Today's leadoff Monday Morning Quarterback letter comes from a Silver Spring federal worker who thinks the 5 percent pay cut proposed by President Reagan doesn't go far enough. He thinks his salary, and that of other government workers, ought to be cut 20 percent. But there is a method to his madness.

"One of the big differences between the government and the private sector," he writes, "is that federal employes . . . rebate a portion of their salary to their employer for upkeep of the employer's business.

"If federal salaries are cut 5 percent, then the employes' income tax contributions would drop about 2 to 3 percent so that in the final tally the government would save only about 2 or 3 percent overall.
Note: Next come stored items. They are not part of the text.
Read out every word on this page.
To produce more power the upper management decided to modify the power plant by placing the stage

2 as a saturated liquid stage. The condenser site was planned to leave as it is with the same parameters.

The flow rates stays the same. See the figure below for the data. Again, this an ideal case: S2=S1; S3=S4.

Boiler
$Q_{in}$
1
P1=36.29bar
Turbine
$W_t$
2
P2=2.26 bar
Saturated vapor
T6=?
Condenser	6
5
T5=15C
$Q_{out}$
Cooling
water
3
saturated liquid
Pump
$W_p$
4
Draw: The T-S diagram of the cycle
"I suggest a whopping 20 percent federal pay cut and then make employes tax-exempt. This would cut paper work and give the administration an immediate spending cut of large proportion, and end the need for feds to rebate money to their employer." R.E.R.
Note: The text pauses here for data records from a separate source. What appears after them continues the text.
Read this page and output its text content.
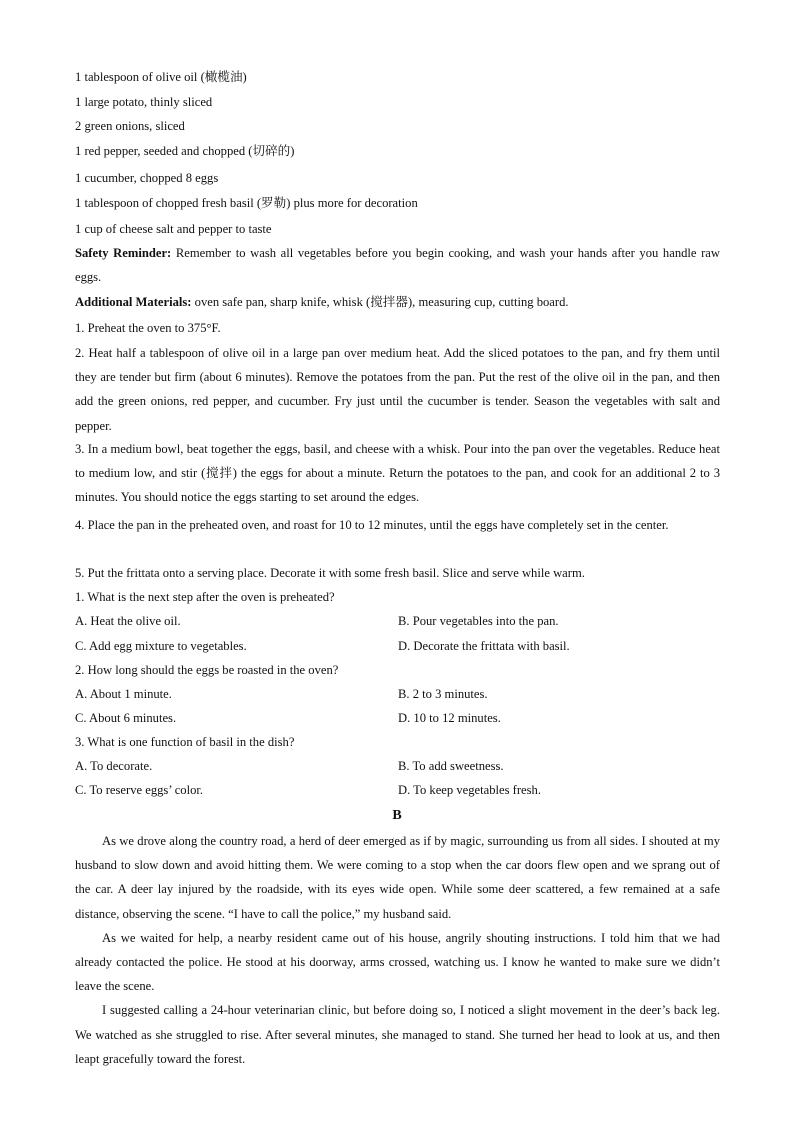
1 tablespoon of olive oil (橄榄油)
1 large potato, thinly sliced
2 green onions, sliced
1 red pepper, seeded and chopped (切碎的)
1 cucumber, chopped 8 eggs
1 tablespoon of chopped fresh basil (罗勒) plus more for decoration
1 cup of cheese salt and pepper to taste

Safety Reminder: Remember to wash all vegetables before you begin cooking, and wash your hands after you handle raw eggs.

Additional Materials: oven safe pan, sharp knife, whisk (搅拌器), measuring cup, cutting board.
1. Preheat the oven to 375°F.

2. Heat half a tablespoon of olive oil in a large pan over medium heat. Add the sliced potatoes to the pan, and fry them until they are tender but firm (about 6 minutes). Remove the potatoes from the pan. Put the rest of the olive oil in the pan, and then add the green onions, red pepper, and cucumber. Fry just until the cucumber is tender. Season the vegetables with salt and pepper.

3. In a medium bowl, beat together the eggs, basil, and cheese with a whisk. Pour into the pan over the vegetables. Reduce heat to medium low, and stir (搅拌) the eggs for about a minute. Return the potatoes to the pan, and cook for an additional 2 to 3 minutes. You should notice the eggs starting to set around the edges.

4. Place the pan in the preheated oven, and roast for 10 to 12 minutes, until the eggs have completely set in the center.

5. Put the frittata onto a serving place. Decorate it with some fresh basil. Slice and serve while warm.
1. What is the next step after the oven is preheated?
A. Heat the olive oil.	B. Pour vegetables into the pan.
C. Add egg mixture to vegetables.	D. Decorate the frittata with basil.
2. How long should the eggs be roasted in the oven?
A. About 1 minute.	B. 2 to 3 minutes.
C. About 6 minutes.	D. 10 to 12 minutes.
3. What is one function of basil in the dish?
A. To decorate.	B. To add sweetness.
C. To reserve eggs’ color.	D. To keep vegetables fresh.
B

As we drove along the country road, a herd of deer emerged as if by magic, surrounding us from all sides. I shouted at my husband to slow down and avoid hitting them. We were coming to a stop when the car doors flew open and we sprang out of the car. A deer lay injured by the roadside, with its eyes wide open. While some deer scattered, a few remained at a safe distance, observing the scene. “I have to call the police,” my husband said.

As we waited for help, a nearby resident came out of his house, angrily shouting instructions. I told him that we had already contacted the police. He stood at his doorway, arms crossed, watching us. I know he wanted to make sure we didn’t leave the scene.

I suggested calling a 24-hour veterinarian clinic, but before doing so, I noticed a slight movement in the deer’s back leg. We watched as she struggled to rise. After several minutes, she managed to stand. She turned her head to look at us, and then leapt gracefully toward the forest.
* "I oppose cuts in pay and retirement benefits because I think they will hurt the career federal service and the people served by the government. I am not a federal worker and none of my family works for the government." M.O.W., Johnstown, Pa.
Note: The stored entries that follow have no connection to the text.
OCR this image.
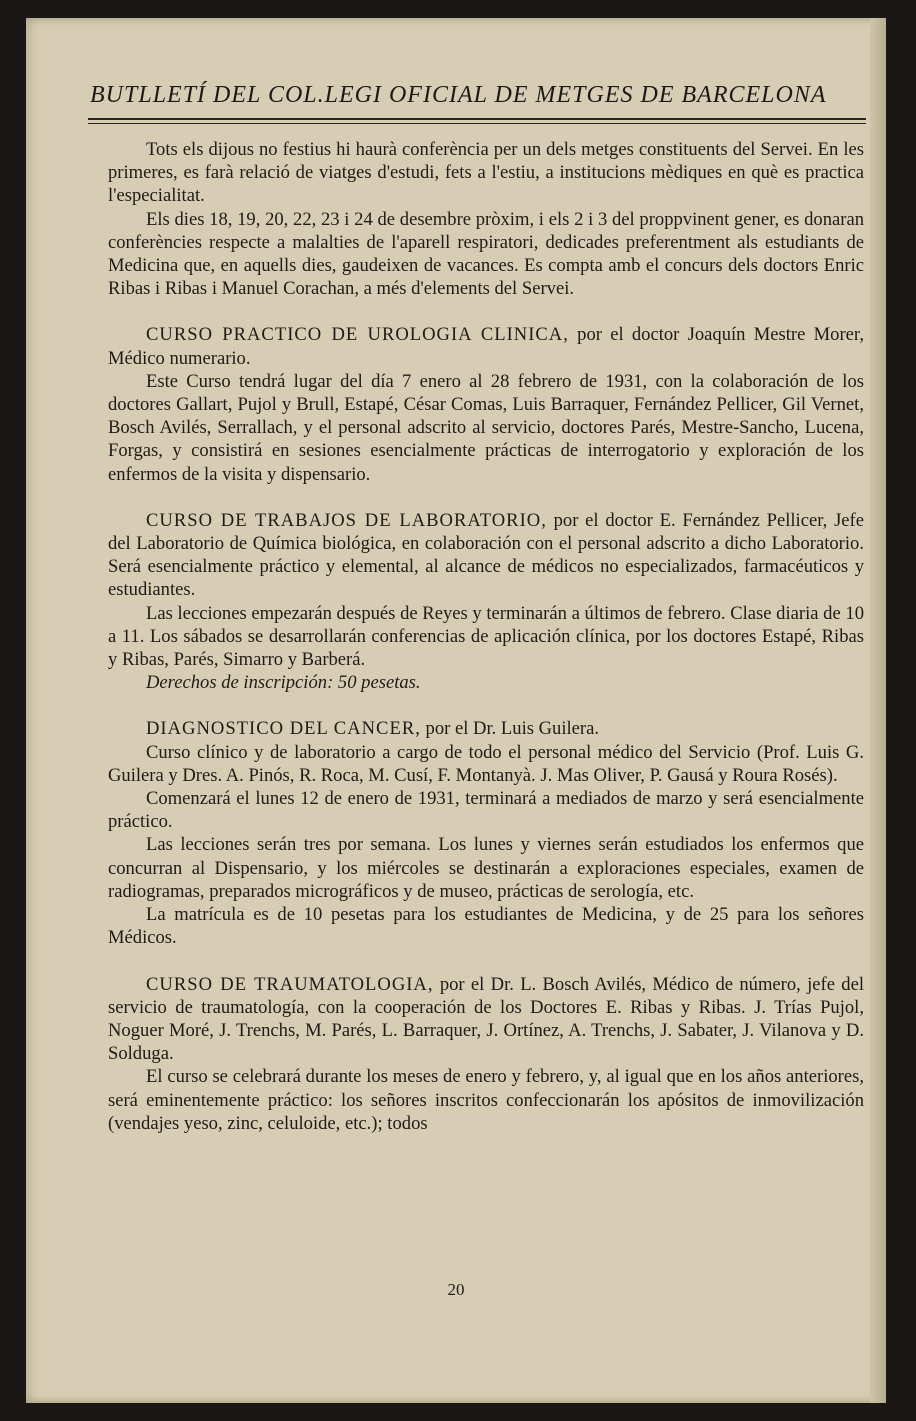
BUTLLETÍ DEL COL.LEGI OFICIAL DE METGES DE BARCELONA

Tots els dijous no festius hi haurà conferència per un dels metges constituents del Servei. En les primeres, es farà relació de viatges d'estudi, fets a l'estiu, a institucions mèdiques en què es practica l'especialitat.

Els dies 18, 19, 20, 22, 23 i 24 de desembre pròxim, i els 2 i 3 del proppvinent gener, es donaran conferències respecte a malalties de l'aparell respiratori, dedicades preferentment als estudiants de Medicina que, en aquells dies, gaudeixen de vacances. Es compta amb el concurs dels doctors Enric Ribas i Ribas i Manuel Corachan, a més d'elements del Servei.

CURSO PRACTICO DE UROLOGIA CLINICA, por el doctor Joaquín Mestre Morer, Médico numerario.

Este Curso tendrá lugar del día 7 enero al 28 febrero de 1931, con la colaboración de los doctores Gallart, Pujol y Brull, Estapé, César Comas, Luis Barraquer, Fernández Pellicer, Gil Vernet, Bosch Avilés, Serrallach, y el personal adscrito al servicio, doctores Parés, Mestre-Sancho, Lucena, Forgas, y consistirá en sesiones esencialmente prácticas de interrogatorio y exploración de los enfermos de la visita y dispensario.

CURSO DE TRABAJOS DE LABORATORIO, por el doctor E. Fernández Pellicer, Jefe del Laboratorio de Química biológica, en colaboración con el personal adscrito a dicho Laboratorio. Será esencialmente práctico y elemental, al alcance de médicos no especializados, farmacéuticos y estudiantes.

Las lecciones empezarán después de Reyes y terminarán a últimos de febrero. Clase diaria de 10 a 11. Los sábados se desarrollarán conferencias de aplicación clínica, por los doctores Estapé, Ribas y Ribas, Parés, Simarro y Barberá.

Derechos de inscripción: 50 pesetas.

DIAGNOSTICO DEL CANCER, por el Dr. Luis Guilera.

Curso clínico y de laboratorio a cargo de todo el personal médico del Servicio (Prof. Luis G. Guilera y Dres. A. Pinós, R. Roca, M. Cusí, F. Montanyà. J. Mas Oliver, P. Gausá y Roura Rosés).

Comenzará el lunes 12 de enero de 1931, terminará a mediados de marzo y será esencialmente práctico.

Las lecciones serán tres por semana. Los lunes y viernes serán estudiados los enfermos que concurran al Dispensario, y los miércoles se destinarán a exploraciones especiales, examen de radiogramas, preparados micrográficos y de museo, prácticas de serología, etc.

La matrícula es de 10 pesetas para los estudiantes de Medicina, y de 25 para los señores Médicos.

CURSO DE TRAUMATOLOGIA, por el Dr. L. Bosch Avilés, Médico de número, jefe del servicio de traumatología, con la cooperación de los Doctores E. Ribas y Ribas. J. Trías Pujol, Noguer Moré, J. Trenchs, M. Parés, L. Barraquer, J. Ortínez, A. Trenchs, J. Sabater, J. Vilanova y D. Solduga.

El curso se celebrará durante los meses de enero y febrero, y, al igual que en los años anteriores, será eminentemente práctico: los señores inscritos confeccionarán los apósitos de inmovilización (vendajes yeso, zinc, celuloide, etc.); todos

20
* "I would like to offer some 'reforms' to make government more like industry: Promote from within . . . stop bringing in political appointees . . . pay top salaries and let people down the line know they can aspire to reach the top . . . . Establish bonuses, stock options and savings programs . . . . Allow reasonable expense accounts . . . . Provide 'company cars' and subsidized cafeterias . . . give non-professional workers the right to strike. Finally, speak highly of your company's workers, don't abuse them." H.E.K., Arlington.

* "If Congress feels compelled to support the president's punitive changes in the retirement system . . . let it consider allowing 30-year employes the option to retire before the changes are made. This seems fair considering the diminished alternatives available to those with a 30-plus year investment in government service" who have not reached age 65. D.C.H., Arlington.

* "The flap about getting Monday off, because Inauguration Day Jan. 20 fell on a Sunday won't bother us for a while. Do you know when when that will happen again? Try Jan. 20, 2017; that is 32 years from now." Maybe we will all be retired! W.H., NAVSEA Employe.

* "The Office of Personnel Management proposal for using quit rates job turnover to determine pay raises . . . is not at all unreasonable if applied to both the military and the civil service. Military pay and allowances are becoming increasingly generous as the prevailing philosophy since the end of the draft has been to raise pay annually as a preventive measure, justified by some mythical pay comparability study engineered to give the right answers.

"The Defense establishment could hardly object to using the quit rate pay system, as the services cited this factor several years ago to stem the alarming exodus of younger pilots . . . .

"Because of the unique nature of civil service and military systems, pay comparability studies with the civilian economy will always be inconclusive or unreliable at best . . . . But OPM has proposed a new standard and in all fairness it should apply equally to the military . . . . With their built-in merit/promotion/longevity increases, annual cost-of-living raises for government personnel are a relatively recent innovation and became necessary only when the politicians began to destabilize the economy 25 or so years ago." H.L.N., Annapolis.